The last thing I wanted was anyone digging into my background.

Being seen to eat lunch with a princess would no doubt kickstart my downfall.

“I understand.” She says after I moment, and I can see that she really does. “Maybe a private painting session, then? Like a study session but a little more…. Fun?”

I glance at Yelana, standing bored a few feet behind Imelda and fingering a cigarette.

“I’d love that, but we might need a boardgame or something to distract Yelana.” I joke.

“I will just buy her new blades, and she will sit and clean them for hours.” She hums. “It’s a deal then. Did you, um, want my number?”

“If that’s okay.” I hand over my phone and she carefully enters the digits before sending herself a text from my phone.

Accepting the phone back, I share a small smile with her.

“It’s okay if I text you tonight to arrange it?” She confirms.

“Not a problem at all.” I agree, noticing the subtle way she fidgets with the simple rings on her fingers.

She was nervous.

Knowing she was unsteady left me able to relax further.

“We better finish cleaning up.” Gesturing to the sink, I offer; “Do you want me to show you how to clean different types of paints?”

She beams a smile. “Please.”

“I’m so glad you said no.” Kenya moans, peeking upstairs where the Princesses and their makeshift court were eating. “Listening to gossip is one thing, being involved in it is another.

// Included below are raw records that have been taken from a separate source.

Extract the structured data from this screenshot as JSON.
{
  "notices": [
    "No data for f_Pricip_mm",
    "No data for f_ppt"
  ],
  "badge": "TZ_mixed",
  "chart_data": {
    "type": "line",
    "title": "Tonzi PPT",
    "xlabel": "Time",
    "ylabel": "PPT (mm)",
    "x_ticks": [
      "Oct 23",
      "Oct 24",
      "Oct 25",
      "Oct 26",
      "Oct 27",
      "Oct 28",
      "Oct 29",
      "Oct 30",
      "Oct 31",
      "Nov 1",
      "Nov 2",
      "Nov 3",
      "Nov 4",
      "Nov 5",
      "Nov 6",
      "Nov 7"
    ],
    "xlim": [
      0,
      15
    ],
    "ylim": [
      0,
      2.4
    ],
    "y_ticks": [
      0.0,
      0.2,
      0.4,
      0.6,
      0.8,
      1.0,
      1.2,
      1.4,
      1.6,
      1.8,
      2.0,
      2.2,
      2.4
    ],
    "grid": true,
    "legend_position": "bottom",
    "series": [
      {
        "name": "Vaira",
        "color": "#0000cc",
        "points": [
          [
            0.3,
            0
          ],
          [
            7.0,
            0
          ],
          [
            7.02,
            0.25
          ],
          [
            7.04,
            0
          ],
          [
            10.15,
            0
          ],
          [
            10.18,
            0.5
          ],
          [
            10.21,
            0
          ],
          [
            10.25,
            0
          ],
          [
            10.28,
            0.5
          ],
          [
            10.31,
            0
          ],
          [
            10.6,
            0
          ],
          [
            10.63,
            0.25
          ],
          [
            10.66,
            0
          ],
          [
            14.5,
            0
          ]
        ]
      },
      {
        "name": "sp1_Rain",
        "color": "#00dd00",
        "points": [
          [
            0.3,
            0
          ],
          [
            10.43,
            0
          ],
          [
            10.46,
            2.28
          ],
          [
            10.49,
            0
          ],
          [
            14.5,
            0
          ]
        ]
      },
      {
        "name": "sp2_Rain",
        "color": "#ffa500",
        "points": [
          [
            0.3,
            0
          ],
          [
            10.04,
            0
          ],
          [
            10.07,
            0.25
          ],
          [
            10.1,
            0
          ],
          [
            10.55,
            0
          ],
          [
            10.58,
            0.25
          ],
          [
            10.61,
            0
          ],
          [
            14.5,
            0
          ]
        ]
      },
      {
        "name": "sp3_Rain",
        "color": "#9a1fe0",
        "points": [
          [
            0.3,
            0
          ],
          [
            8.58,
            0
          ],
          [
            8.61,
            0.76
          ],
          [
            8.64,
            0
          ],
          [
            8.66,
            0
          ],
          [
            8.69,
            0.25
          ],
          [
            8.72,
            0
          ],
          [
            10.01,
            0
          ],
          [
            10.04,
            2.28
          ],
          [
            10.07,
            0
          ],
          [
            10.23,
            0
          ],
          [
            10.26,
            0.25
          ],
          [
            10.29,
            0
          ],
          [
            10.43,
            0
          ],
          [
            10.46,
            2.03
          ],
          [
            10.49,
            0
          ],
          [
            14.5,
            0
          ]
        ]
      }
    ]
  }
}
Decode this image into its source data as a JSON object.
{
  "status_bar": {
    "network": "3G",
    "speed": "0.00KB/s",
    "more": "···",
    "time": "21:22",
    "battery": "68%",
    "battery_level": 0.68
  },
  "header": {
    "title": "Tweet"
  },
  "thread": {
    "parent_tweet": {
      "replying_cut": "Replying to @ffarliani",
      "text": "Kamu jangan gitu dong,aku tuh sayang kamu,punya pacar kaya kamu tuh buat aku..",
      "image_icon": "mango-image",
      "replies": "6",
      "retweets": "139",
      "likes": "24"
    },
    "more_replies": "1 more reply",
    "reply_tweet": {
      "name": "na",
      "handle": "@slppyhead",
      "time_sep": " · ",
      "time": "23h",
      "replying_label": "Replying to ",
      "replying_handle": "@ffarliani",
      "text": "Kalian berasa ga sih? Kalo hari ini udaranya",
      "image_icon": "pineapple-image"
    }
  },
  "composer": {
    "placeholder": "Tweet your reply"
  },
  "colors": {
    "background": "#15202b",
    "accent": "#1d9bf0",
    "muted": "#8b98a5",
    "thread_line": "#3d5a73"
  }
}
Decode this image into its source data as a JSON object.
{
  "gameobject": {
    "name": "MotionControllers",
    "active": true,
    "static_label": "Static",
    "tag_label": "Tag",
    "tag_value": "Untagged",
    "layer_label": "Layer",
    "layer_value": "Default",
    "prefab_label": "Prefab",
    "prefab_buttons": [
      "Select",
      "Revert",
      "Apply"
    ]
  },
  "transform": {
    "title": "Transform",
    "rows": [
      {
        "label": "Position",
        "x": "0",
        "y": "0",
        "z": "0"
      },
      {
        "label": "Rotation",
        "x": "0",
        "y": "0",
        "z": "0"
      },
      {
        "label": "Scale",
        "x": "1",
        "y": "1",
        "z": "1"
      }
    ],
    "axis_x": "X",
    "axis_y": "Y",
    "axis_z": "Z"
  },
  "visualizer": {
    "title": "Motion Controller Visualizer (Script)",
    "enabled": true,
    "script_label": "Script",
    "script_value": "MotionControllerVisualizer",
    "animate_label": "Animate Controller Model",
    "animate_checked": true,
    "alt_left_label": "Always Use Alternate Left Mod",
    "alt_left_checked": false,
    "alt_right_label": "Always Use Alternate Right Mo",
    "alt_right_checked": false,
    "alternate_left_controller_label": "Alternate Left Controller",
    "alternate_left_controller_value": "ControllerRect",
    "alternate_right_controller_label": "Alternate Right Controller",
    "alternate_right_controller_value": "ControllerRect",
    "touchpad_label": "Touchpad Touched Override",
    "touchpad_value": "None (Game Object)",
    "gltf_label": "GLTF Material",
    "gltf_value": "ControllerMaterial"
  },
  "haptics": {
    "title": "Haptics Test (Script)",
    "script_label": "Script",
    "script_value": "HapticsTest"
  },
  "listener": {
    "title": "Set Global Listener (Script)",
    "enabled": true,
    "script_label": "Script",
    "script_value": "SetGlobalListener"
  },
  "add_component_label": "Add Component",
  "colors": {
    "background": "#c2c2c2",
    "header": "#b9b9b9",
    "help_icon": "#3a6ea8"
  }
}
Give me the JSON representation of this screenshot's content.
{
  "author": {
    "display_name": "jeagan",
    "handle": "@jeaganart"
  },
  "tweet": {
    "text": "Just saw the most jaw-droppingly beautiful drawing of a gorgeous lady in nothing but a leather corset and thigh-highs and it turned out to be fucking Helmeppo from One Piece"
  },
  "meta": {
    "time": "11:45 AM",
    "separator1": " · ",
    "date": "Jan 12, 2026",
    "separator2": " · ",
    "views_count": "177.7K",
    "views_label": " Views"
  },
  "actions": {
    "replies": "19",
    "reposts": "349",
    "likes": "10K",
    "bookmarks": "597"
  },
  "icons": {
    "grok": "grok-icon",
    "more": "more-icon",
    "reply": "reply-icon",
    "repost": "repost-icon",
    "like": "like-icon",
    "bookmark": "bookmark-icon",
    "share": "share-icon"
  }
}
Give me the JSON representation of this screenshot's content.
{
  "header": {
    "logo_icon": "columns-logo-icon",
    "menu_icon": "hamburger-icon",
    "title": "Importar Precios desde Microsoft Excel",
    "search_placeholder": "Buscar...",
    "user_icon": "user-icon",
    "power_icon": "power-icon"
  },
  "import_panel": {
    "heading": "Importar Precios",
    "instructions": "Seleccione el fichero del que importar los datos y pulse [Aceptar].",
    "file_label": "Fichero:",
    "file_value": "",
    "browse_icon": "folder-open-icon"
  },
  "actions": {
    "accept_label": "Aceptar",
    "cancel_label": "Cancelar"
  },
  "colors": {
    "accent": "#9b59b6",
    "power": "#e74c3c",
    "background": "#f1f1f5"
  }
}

I’m already low enough on the food chain, I don’t need to be stomped any lower.”

“I want my time here to be drama free.” I agree, taking a bite of creamy pasta. “She understood that, which was really cool of her.”

“It is. If that’d been Grande, she would’ve thrown a fit and had you jumped or something for essentially rejecting her.” Kenya mutters.

Glancing at the female who sat like she was seated on a throne and dictated to those fluttering around her, I had to silently agree with Kenya’s observation.

“Looking forward to Combat?” I question.

“Not at all. I’ve never thrown a punch in my life, so this is going to be a big learning curve. You?”

“I took some self-defence classes the past couple of years, only basic stuff. High school was a battle ground until I graduated.” I laugh.

Kenya grimaces. “Yeah, I never had the chance to take defence classes. I learnt to duck and hide until I could get out of that place.”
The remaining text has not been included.